İşte bu tabloda merkez bankaları faizi sıfırladı. Hedef, özelde tasarrufların gayrimenkule yönlendirilmesini ve genelde varlık fiyatlarının yükseltilmesi idi.

Enflasyon kadar faiz görüşü, Sayın Erdoğan'ın 2003 yılından buyana savunduğu bir görüştür.

Bir anlamda faizin haram olduğu inancının uzantısıdır.

İslamiyet'in faiz yasağına herhangi bir kılıf uydurulamaz. Ve herhangi bir makamdan "faiz fetvası" alınamaz. Ama hangi işlemin faiz olduğu, hangisinin olmadığı tartışılabilir. Bazı fıkıh hocalarına göre "Enflasyon kadar faiz, riba hükmüne girmez"

Acaba "enflasyon kadar faiz" ne sonuçlar verir?

1) İnsanlar faiz için değil, ihtiyaç saiki ile (tasarruf yapar) para biriktirir.

Tasarruf, gelirin tüketilmeyen kısmıdır. Ertelenen tüketimdir. İnsanlar ilerideki ihtiyaçları için gelirlerinin tamamını tüketmez. İlerideki ihtiyaç kefen parasıdır. Torununun okul parasıdır. Otomobil, ev parasıdır.

Birikim yapanların ek endişesi, birikimlerinin değer kaybetmemesi, yok olmamasıdır. Bunun için ninelerimiz, dedelerimiz birikimlerine altına bağlamıştır. Altın faiz-riba getirmez. Birikimin değerini korur.

Birikim yapanlar eğer paralarını nakit olarak muhafaza ediyorlar ise (mevduat hesabı açıyor,başkasına borç veriyor ise) paralarının aşınmasını önleyecek kadar bir getiri (enflasyon kadar faiz-riba) almak haklarıdır. İşte enflasyon kadar reel faiz düşüncesi buna dayanır.
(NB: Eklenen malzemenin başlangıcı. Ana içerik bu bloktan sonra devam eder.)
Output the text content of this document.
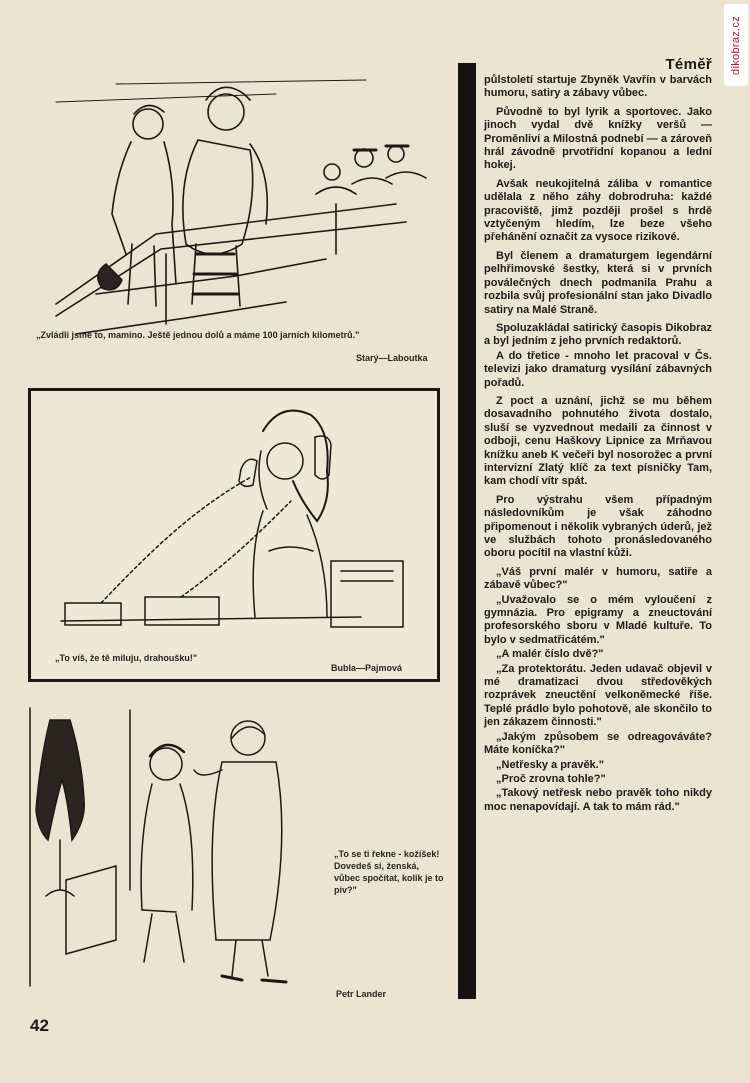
dikobraz.cz
„Zvládli jsme to, mamino. Ještě jednou dolů a máme 100 jarních kilometrů."
Starý—Laboutka
„To víš, že tě miluju, drahoušku!"
Bubla—Pajmová
„To se ti řekne - kožíšek! Dovedeš si, ženská, vůbec spočítat, kolik je to piv?"
Petr Lander
Téměř

půlstoletí startuje Zbyněk Vavřín v barvách humoru, satiry a zábavy vůbec.

Původně to byl lyrik a sportovec. Jako jinoch vydal dvě knížky veršů — Proměnliví a Milostná podnebí — a zároveň hrál závodně prvotřídní kopanou a lední hokej.

Avšak neukojitelná záliba v romantice udělala z něho záhy dobrodruha: každé pracoviště, jímž později prošel s hrdě vztyčeným hledím, lze beze všeho přehánění označit za vysoce rizikové.

Byl členem a dramaturgem legendární pelhřimovské šestky, která si v prvních poválečných dnech podmanila Prahu a rozbila svůj profesionální stan jako Divadlo satiry na Malé Straně.

Spoluzakládal satirický časopis Dikobraz a byl jedním z jeho prvních redaktorů.

A do třetice - mnoho let pracoval v Čs. televizi jako dramaturg vysílání zábavných pořadů.

Z poct a uznání, jichž se mu během dosavadního pohnutého života dostalo, sluší se vyzvednout medaili za činnost v odboji, cenu Haškovy Lipnice za Mrňavou knížku aneb K večeři byl nosorožec a první intervizní Zlatý klíč za text písničky Tam, kam chodí vítr spát.

Pro výstrahu všem případným následovníkům je však záhodno připomenout i několik vybraných úderů, jež ve službách tohoto pronásledovaného oboru pocítil na vlastní kůži.

„Váš první malér v humoru, satiře a zábavě vůbec?"

„Uvažovalo se o mém vyloučení z gymnázia. Pro epigramy a zneuctování profesorského sboru v Mladé kultuře. To bylo v sedmatřicátém."

„A malér číslo dvě?"

„Za protektorátu. Jeden udavač objevil v mé dramatizaci dvou středověkých rozprávek zneuctění velkoněmecké říše. Teplé prádlo bylo pohotově, ale skončilo to jen zákazem činnosti."

„Jakým způsobem se odreagováváte? Máte koníčka?"

„Netřesky a pravěk."

„Proč zrovna tohle?"

„Takový netřesk nebo pravěk toho nikdy moc nenapovídají. A tak to mám rád."

42
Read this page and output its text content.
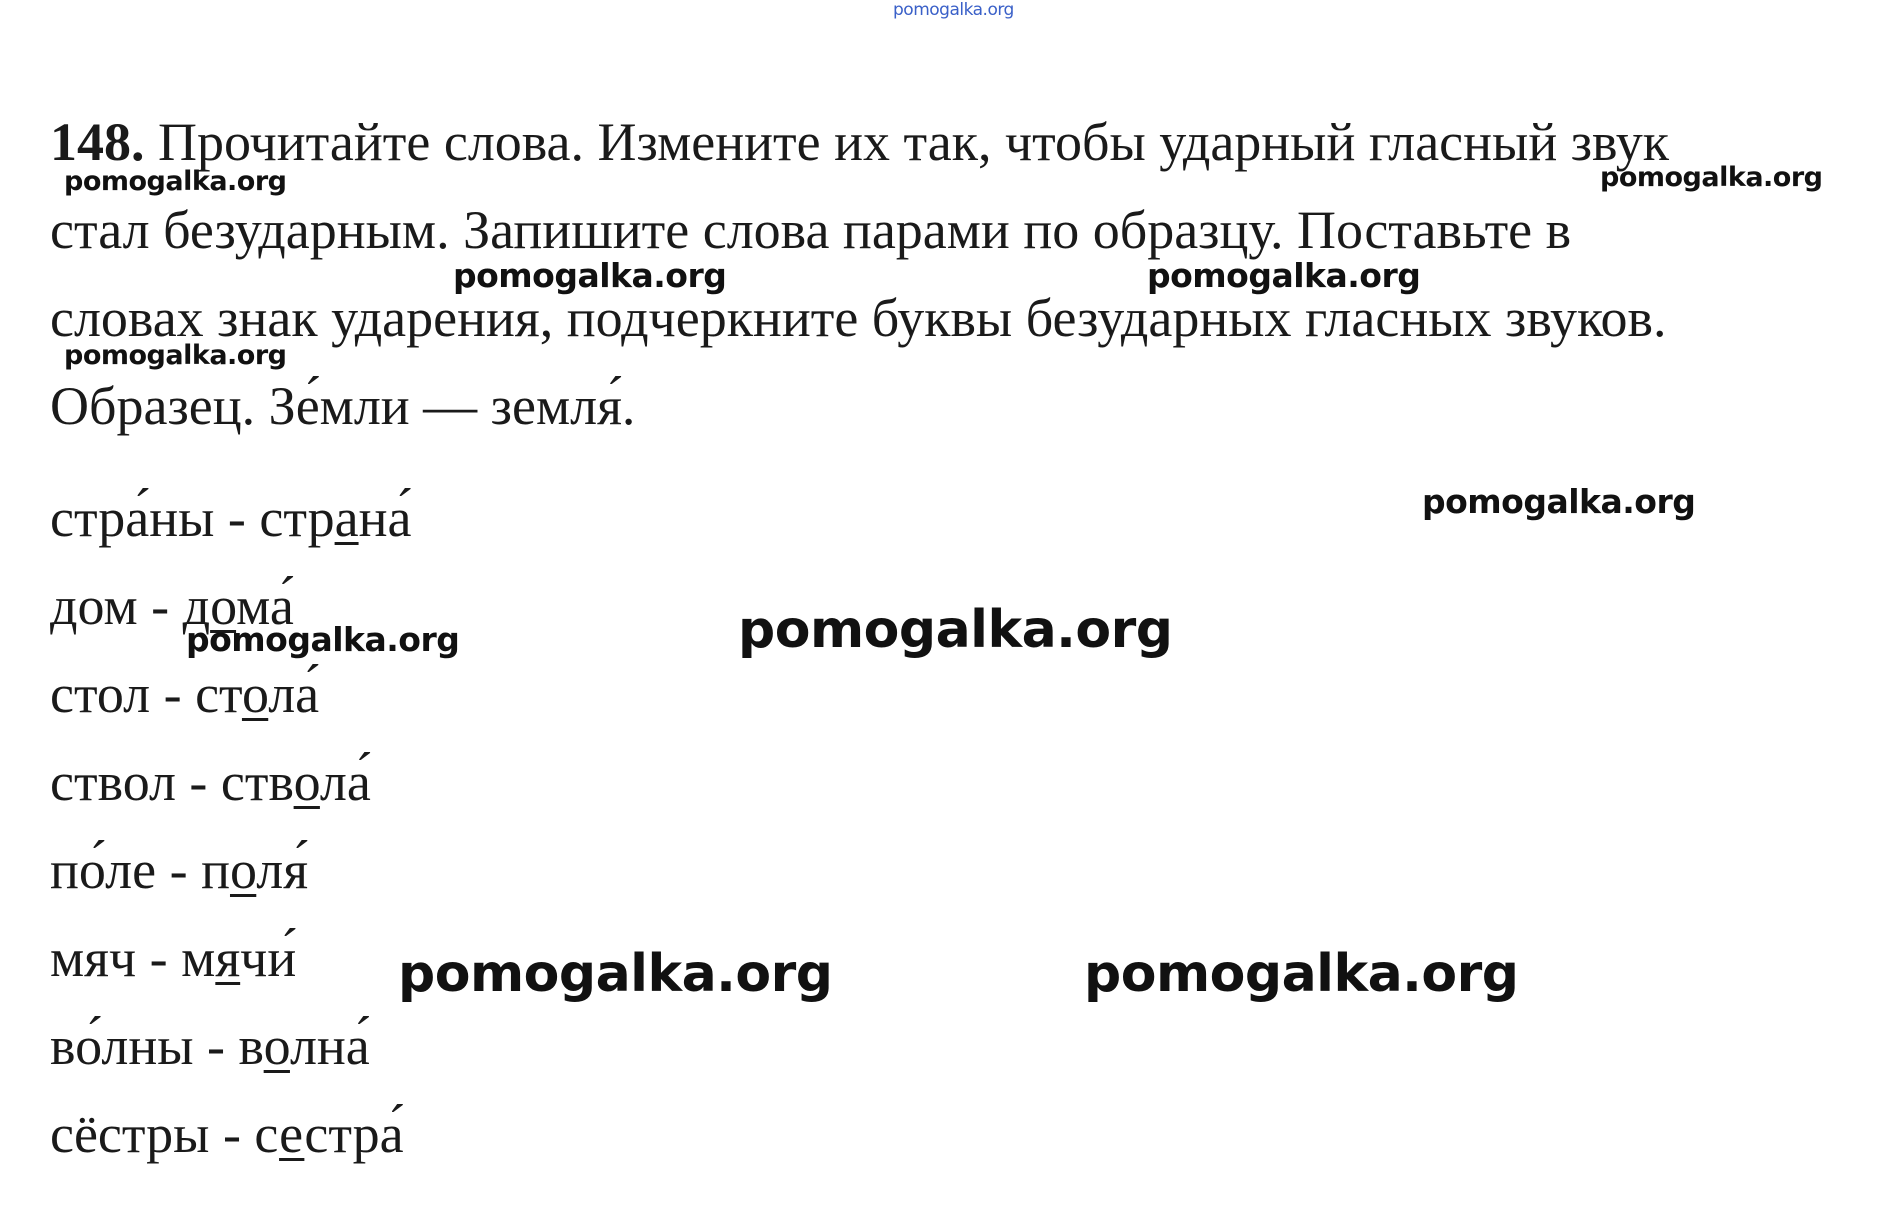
pomogalka.org
148. Прочитайте слова. Измените их так, чтобы ударный гласный звук
стал безударным. Запишите слова парами по образцу. Поставьте в
словах знак ударения, подчеркните буквы безударных гласных звуков.
Образец. Зе́мли — земля́.
стра́ны - страна́
дом - дома́
стол - стола́
ствол - ствола́
по́ле - поля́
мяч - мячи́
во́лны - волна́
сёстры - сестра́
pomogalka.org	pomogalka.org
pomogalka.org	pomogalka.org
pomogalka.org
pomogalka.org
pomogalka.org	pomogalka.org
pomogalka.org	pomogalka.org
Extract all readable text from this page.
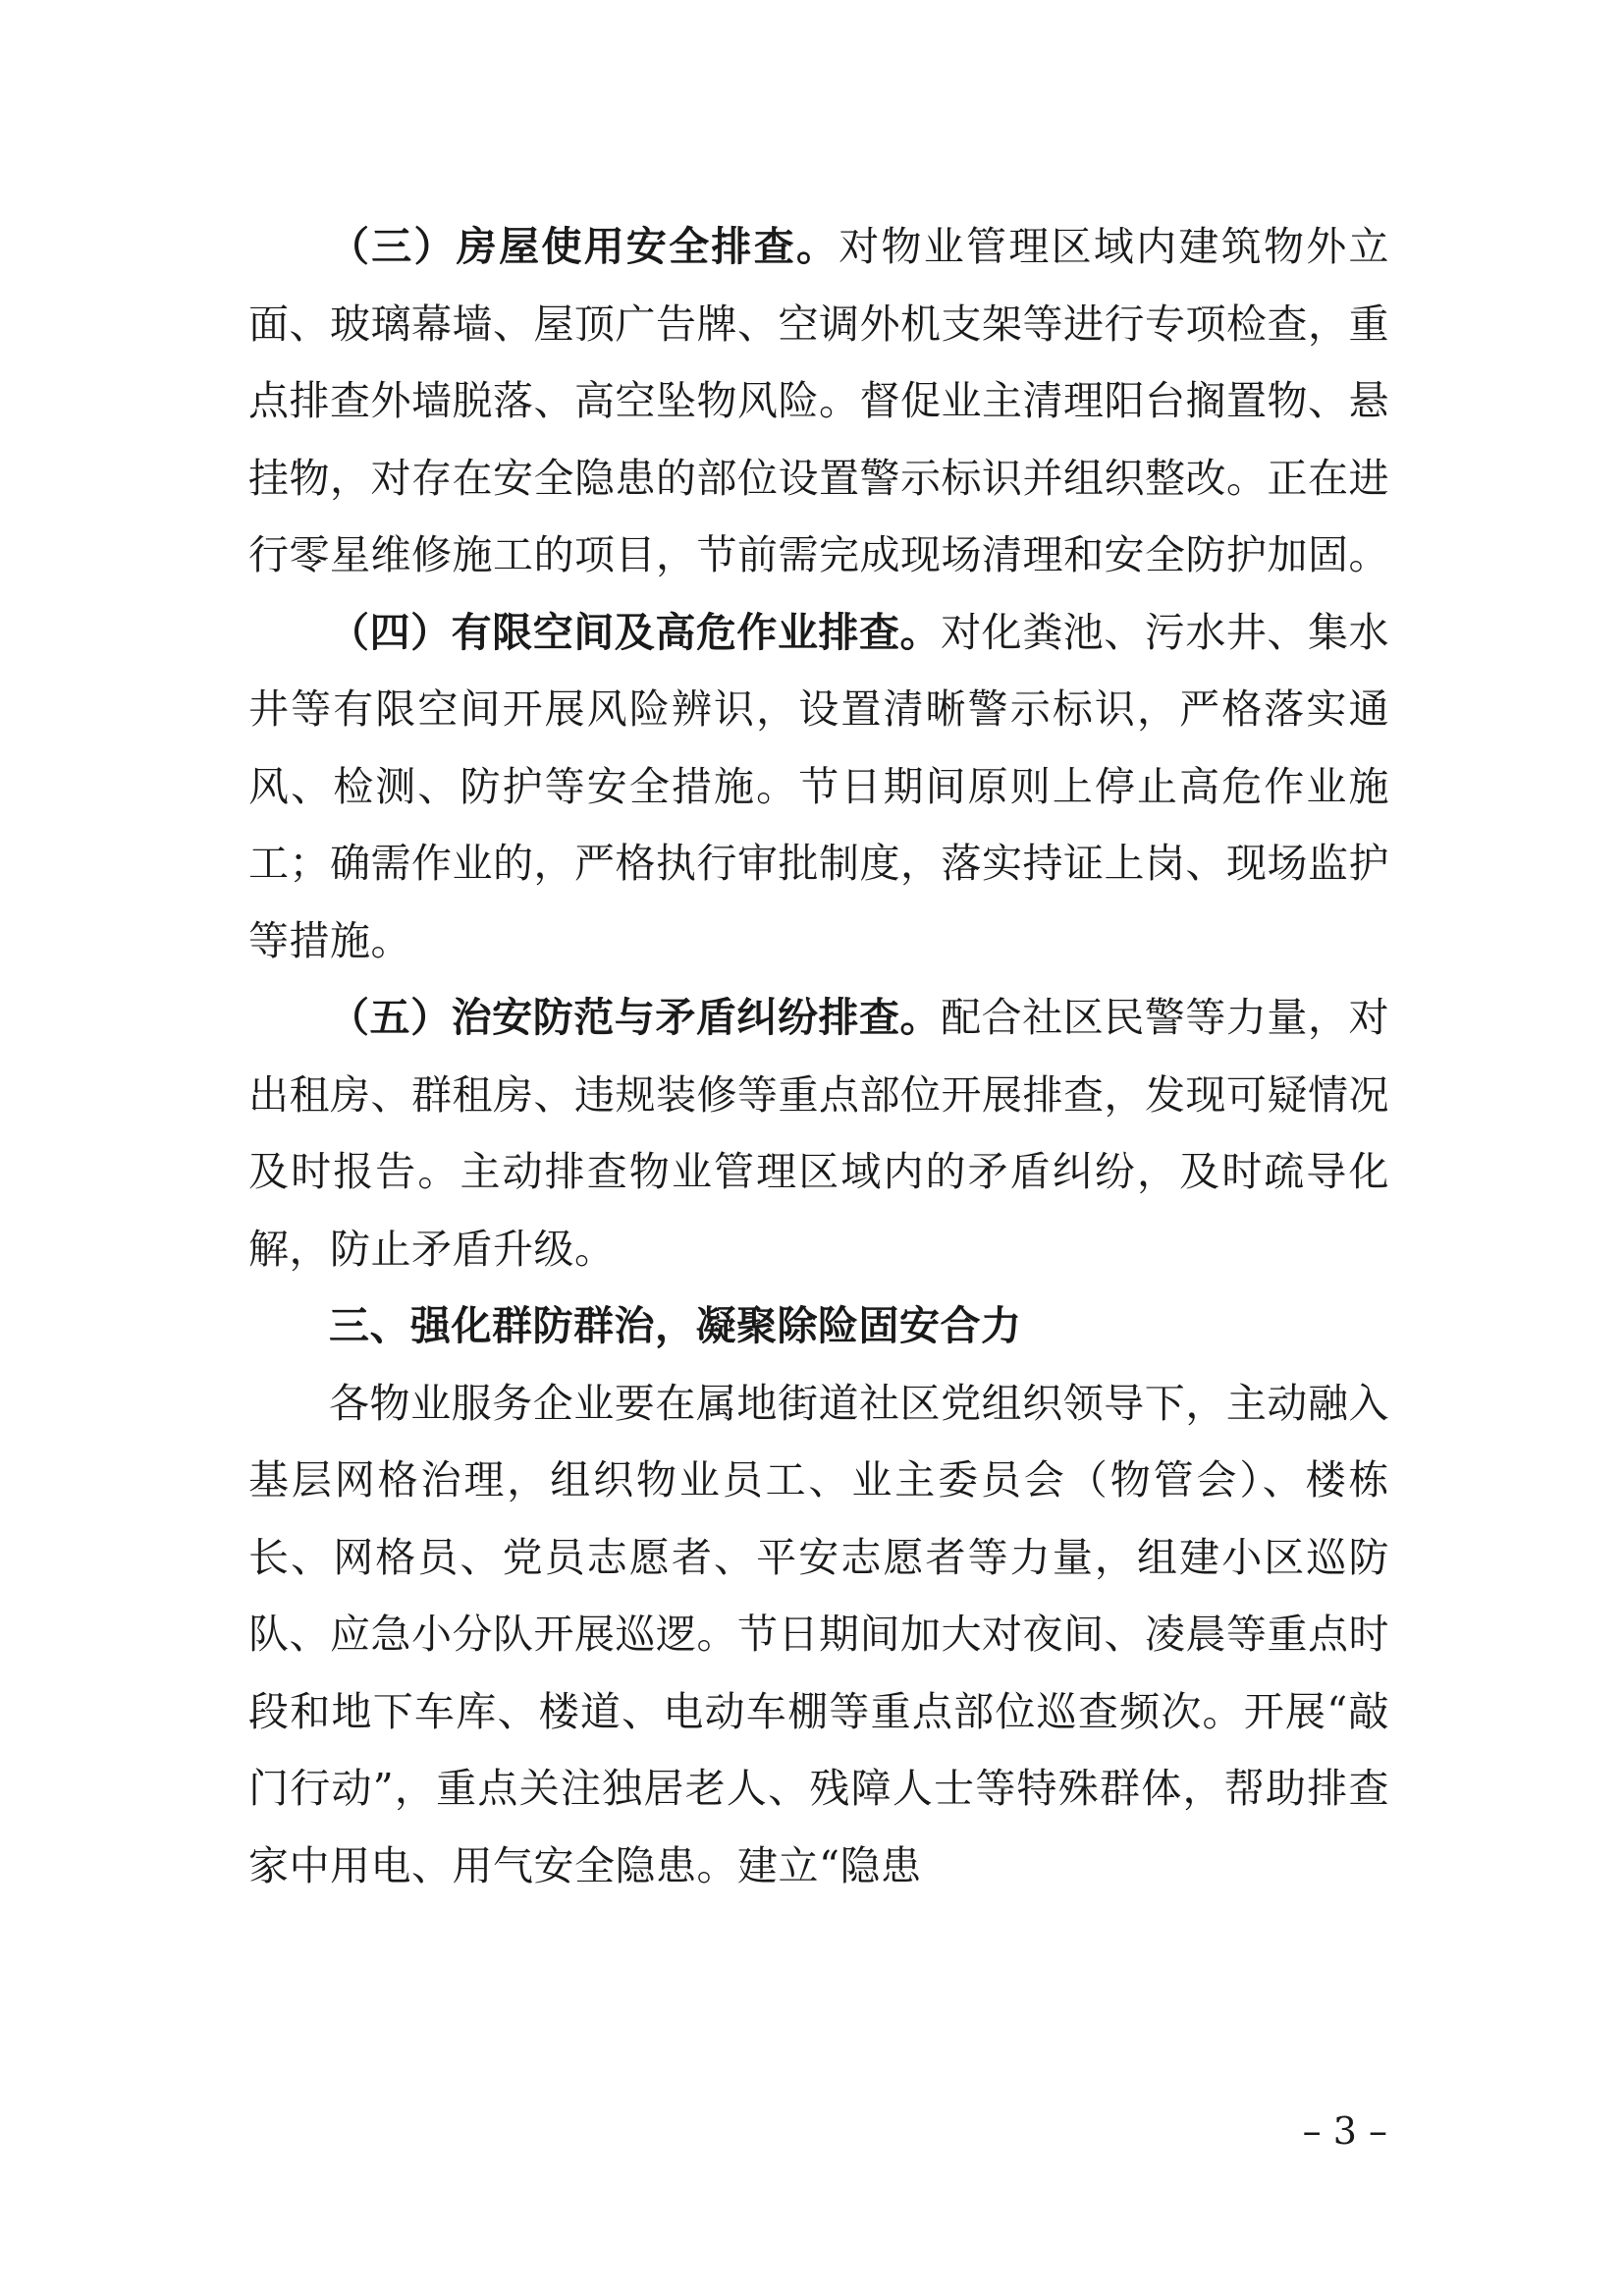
（三）房屋使用安全排查。对物业管理区域内建筑物外立面、玻璃幕墙、屋顶广告牌、空调外机支架等进行专项检查，重点排查外墙脱落、高空坠物风险。督促业主清理阳台搁置物、悬挂物，对存在安全隐患的部位设置警示标识并组织整改。正在进行零星维修施工的项目，节前需完成现场清理和安全防护加固。

（四）有限空间及高危作业排查。对化粪池、污水井、集水井等有限空间开展风险辨识，设置清晰警示标识，严格落实通风、检测、防护等安全措施。节日期间原则上停止高危作业施工；确需作业的，严格执行审批制度，落实持证上岗、现场监护等措施。

（五）治安防范与矛盾纠纷排查。配合社区民警等力量，对出租房、群租房、违规装修等重点部位开展排查，发现可疑情况及时报告。主动排查物业管理区域内的矛盾纠纷，及时疏导化解，防止矛盾升级。

三、强化群防群治，凝聚除险固安合力

各物业服务企业要在属地街道社区党组织领导下，主动融入基层网格治理，组织物业员工、业主委员会（物管会）、楼栋长、网格员、党员志愿者、平安志愿者等力量，组建小区巡防队、应急小分队开展巡逻。节日期间加大对夜间、凌晨等重点时段和地下车库、楼道、电动车棚等重点部位巡查频次。开展“敲门行动”，重点关注独居老人、残障人士等特殊群体，帮助排查家中用电、用气安全隐患。建立“隐患

– 3 –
2) Birikimine enflasyonun üzerinde getiri bekleyenler, üretim araçlarına para bağlayabilirler. Bu tür yatırımın özelliği kâr ve zarar ortaklığıdır. Faiz-riba yoktur. Artan üründen, üretime yapılan katkı oranında pay almak vardır. (Faizsiz finans kuruluşlarının çalışma ilkesi budur.)

3) Enflasyon kadar faiz sisteminin özelliği şudur: (a) Tamahkarlığı yok eder. (b) Birikimlerin doğrudan üretime yönlendirilmesine imkan verir. (c) Getiri kadar riskin de bölüşümüne dayandığı için adil-helâl bir sistemdir. (d) Paranın riskli yatırım araçlarına (yüksek riskli enstrümanlara-derivativeslere ) yönelmesi önlenir.

Sayın Erdoğan gene uzun uzun tartışılacak bir konuya değindi. Görülüyor ki yararı da var zararı da.